Onlar istiyorlar ki adam sabah karısını döverse, karısı, akşama iyi yemekler hazırlayıp, kocasını uslu uslu beklesin.
Recep Tayyip Erdoğan'ın bu mayınlı alana bodoslama dalmasının nedeni de bir parti toplantısında, bazı milletvekillerinin bu konuyu gündeme getirmesi.
Büyükşehirlerdeki yerel seçim yenilgisinin ardından, suçu ve sorumluluğu atacak yer arayan Erdoğan yerine bildiğimiz tipik Erdoğan olsa, "kardeşim bu sözleşmeyi biz imzaladık, sessiz devrim yaptık" diye bunları geri çevirirdi ancak o "tartışalım, düzeltelim" deyince ok yaydan çıkmış oldu.

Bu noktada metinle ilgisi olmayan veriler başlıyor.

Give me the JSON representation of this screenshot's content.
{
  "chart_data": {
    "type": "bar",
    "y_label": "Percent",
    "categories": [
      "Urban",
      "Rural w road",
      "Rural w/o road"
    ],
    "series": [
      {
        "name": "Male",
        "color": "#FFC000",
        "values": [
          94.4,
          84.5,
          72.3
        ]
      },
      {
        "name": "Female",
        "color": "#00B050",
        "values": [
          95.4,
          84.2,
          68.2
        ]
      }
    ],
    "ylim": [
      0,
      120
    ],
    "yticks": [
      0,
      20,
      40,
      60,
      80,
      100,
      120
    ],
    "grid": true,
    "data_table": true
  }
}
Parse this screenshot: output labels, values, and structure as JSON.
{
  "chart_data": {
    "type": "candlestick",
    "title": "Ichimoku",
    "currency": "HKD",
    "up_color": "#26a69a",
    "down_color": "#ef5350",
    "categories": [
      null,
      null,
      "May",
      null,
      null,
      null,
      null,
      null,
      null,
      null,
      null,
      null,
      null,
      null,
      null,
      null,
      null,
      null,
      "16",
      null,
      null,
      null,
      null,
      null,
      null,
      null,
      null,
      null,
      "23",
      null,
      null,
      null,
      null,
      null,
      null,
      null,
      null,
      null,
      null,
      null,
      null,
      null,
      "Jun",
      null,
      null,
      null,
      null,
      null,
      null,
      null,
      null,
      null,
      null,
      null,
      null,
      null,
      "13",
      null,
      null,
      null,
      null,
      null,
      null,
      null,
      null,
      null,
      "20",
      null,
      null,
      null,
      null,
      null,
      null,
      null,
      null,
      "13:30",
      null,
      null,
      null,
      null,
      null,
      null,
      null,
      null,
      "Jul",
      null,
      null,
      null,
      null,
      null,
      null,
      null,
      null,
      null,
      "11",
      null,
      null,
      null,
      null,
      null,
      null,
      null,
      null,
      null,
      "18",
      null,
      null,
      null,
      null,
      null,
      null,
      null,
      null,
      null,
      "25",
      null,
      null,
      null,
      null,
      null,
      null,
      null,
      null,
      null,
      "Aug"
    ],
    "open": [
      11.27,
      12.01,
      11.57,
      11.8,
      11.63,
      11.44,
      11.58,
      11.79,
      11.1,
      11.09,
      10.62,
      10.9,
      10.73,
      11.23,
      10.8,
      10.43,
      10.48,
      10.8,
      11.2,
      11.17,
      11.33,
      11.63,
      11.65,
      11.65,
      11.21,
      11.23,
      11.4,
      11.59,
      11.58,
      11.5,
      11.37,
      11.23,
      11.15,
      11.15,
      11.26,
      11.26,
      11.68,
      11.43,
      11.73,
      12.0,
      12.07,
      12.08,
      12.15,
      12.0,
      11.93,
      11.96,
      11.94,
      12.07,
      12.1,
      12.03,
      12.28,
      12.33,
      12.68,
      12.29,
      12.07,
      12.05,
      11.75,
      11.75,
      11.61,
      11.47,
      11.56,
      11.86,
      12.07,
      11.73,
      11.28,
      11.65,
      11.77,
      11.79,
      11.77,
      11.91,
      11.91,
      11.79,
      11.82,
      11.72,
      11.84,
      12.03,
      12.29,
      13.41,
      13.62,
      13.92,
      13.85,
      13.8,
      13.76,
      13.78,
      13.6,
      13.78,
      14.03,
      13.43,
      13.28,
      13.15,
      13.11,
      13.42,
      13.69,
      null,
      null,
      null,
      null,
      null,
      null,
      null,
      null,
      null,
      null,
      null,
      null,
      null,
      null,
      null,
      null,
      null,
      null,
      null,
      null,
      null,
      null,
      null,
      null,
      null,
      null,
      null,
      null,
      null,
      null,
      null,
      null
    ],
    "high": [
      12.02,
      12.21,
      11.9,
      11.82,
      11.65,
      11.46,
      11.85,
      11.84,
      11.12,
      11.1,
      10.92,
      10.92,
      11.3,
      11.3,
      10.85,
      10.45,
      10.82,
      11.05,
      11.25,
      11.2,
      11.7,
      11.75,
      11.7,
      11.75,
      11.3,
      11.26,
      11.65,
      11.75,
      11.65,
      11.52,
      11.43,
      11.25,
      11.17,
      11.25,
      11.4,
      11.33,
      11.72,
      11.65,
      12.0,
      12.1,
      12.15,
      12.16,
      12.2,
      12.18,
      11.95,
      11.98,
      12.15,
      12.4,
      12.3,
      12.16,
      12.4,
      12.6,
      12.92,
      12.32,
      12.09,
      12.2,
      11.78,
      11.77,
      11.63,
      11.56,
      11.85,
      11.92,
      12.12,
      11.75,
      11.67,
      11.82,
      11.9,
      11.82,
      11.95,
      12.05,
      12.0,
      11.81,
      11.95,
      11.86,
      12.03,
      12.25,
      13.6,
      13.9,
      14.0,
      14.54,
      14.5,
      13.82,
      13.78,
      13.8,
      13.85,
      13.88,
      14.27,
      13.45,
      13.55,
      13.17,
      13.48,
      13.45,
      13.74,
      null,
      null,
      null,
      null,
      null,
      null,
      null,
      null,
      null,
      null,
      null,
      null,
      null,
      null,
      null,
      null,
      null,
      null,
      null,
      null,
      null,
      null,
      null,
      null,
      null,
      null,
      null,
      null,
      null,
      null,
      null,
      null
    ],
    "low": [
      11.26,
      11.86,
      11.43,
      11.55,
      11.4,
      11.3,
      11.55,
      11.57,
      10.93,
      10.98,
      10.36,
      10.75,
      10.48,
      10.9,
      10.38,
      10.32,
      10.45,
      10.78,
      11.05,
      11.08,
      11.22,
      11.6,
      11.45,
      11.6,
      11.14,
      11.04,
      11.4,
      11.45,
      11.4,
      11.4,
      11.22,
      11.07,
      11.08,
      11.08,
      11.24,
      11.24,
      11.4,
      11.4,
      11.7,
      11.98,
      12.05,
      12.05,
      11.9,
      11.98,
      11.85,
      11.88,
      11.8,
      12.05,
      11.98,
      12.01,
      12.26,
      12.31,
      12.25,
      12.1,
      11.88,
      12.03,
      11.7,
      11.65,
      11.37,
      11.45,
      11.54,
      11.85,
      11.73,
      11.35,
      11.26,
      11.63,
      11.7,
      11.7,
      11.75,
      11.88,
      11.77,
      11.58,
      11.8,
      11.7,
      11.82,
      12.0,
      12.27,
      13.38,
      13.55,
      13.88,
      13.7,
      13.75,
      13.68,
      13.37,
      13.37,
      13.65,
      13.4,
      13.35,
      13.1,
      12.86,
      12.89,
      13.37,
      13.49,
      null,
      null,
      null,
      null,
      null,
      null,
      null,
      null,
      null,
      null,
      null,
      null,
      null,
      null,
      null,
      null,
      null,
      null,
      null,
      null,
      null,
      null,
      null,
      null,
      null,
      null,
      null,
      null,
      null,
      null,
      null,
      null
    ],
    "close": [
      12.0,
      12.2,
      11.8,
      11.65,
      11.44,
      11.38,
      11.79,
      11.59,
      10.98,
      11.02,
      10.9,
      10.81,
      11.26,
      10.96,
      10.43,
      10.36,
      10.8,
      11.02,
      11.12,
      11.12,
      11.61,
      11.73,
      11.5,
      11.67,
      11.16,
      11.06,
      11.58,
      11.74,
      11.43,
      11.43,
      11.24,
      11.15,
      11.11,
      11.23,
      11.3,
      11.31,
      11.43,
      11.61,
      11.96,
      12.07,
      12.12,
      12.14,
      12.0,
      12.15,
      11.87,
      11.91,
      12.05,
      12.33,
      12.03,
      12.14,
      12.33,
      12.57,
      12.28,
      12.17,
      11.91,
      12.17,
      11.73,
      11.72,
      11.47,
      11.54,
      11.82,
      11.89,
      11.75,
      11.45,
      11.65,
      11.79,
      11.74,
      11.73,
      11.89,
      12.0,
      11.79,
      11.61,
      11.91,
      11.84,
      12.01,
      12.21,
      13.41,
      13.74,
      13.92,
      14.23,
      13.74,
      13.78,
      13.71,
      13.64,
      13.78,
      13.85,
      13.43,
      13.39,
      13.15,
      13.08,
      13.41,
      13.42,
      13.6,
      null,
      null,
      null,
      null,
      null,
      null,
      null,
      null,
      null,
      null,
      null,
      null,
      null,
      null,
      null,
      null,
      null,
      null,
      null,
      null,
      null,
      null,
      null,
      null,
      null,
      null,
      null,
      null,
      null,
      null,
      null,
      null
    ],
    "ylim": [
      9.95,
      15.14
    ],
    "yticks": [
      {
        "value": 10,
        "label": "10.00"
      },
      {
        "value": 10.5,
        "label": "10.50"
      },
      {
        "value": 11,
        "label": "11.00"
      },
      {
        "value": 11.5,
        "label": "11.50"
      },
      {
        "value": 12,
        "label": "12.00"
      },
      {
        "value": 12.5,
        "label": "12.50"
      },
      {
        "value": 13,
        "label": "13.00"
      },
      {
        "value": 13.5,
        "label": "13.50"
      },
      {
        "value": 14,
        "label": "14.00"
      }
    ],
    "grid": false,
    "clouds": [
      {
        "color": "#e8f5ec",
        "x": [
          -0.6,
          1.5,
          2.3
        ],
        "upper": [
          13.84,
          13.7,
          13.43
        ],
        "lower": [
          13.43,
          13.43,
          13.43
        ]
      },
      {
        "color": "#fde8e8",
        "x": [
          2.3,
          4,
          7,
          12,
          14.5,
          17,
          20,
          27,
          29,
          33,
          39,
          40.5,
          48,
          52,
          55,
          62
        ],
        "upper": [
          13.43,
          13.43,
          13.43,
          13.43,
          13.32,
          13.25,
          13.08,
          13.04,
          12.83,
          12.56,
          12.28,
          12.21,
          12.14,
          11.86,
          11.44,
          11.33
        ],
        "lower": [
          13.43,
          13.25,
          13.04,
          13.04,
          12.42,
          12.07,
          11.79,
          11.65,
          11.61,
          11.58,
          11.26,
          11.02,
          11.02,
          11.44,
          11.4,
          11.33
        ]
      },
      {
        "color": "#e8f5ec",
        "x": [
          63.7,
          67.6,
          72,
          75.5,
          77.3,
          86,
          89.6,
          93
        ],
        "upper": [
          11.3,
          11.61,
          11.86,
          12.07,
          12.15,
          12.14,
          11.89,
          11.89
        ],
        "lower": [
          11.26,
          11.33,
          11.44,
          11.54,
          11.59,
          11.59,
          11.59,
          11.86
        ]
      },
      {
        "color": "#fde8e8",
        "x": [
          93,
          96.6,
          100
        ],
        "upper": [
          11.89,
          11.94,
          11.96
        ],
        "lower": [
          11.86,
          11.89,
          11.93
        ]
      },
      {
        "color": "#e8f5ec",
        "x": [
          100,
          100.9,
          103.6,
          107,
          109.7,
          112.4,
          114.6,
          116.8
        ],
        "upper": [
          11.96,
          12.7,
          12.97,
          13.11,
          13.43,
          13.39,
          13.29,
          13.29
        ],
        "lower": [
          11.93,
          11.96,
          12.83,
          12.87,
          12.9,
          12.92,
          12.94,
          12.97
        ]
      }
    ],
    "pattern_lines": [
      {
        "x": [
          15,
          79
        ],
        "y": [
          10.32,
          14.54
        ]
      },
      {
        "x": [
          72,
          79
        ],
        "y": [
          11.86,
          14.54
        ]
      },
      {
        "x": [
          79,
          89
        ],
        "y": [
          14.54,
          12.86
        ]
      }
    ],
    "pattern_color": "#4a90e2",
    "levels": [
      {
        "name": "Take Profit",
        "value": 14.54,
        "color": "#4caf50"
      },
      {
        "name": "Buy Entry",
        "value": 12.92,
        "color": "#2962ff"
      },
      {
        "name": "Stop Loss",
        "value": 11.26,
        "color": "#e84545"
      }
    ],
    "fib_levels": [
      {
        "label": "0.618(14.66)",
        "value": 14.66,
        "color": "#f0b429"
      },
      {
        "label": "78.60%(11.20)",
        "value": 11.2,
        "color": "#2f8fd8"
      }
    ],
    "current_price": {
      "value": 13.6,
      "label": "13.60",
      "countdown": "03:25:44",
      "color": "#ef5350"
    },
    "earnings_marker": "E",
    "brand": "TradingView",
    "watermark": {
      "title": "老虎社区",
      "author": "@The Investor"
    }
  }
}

Ve o günden beri de Erdoğan bu meseleyi yönetemiyor.
İş o raddeye vardı ki küçük kızı sözleşmeyi savunan derneği yönetirken, küçük oğlu sözleşmenin hemen ve tümden kalkmasını savunan çemberin içinde!
Erdoğan, en iyi bildiği işi yapıp, kestirip atamıyor.
Bir tarafta kadın seçmen var, diğer tarafta hassasiyetle korumak istediği partisinin İslamcı çekirdeği.
Gönlü kuşkusuz ki "aşırıcılara" yakın ancak aklı kadın seçmen ile geleneksel İslamcı yoldaşları arasında gidip geliyor.
Kestirip atamıyor, çünkü biliyor ki önümüzdeki seçimde bir tek oya bile ihtiyacı var.
Dışardan baktığınızda bir kaş işaretiyle istediği her şeyi yaptırabilecek bir muktedir görüyoruz ancak gücünün zirvesindeyken böyle bir meseleyi çözemiyor, ertelemeye, zamana yaymaya bakıyor.
Belki de partisini iktidara taşıdığı günden beri ilk kez bir krizi yönetemiyor, gelişmelerin ardından bakıyor.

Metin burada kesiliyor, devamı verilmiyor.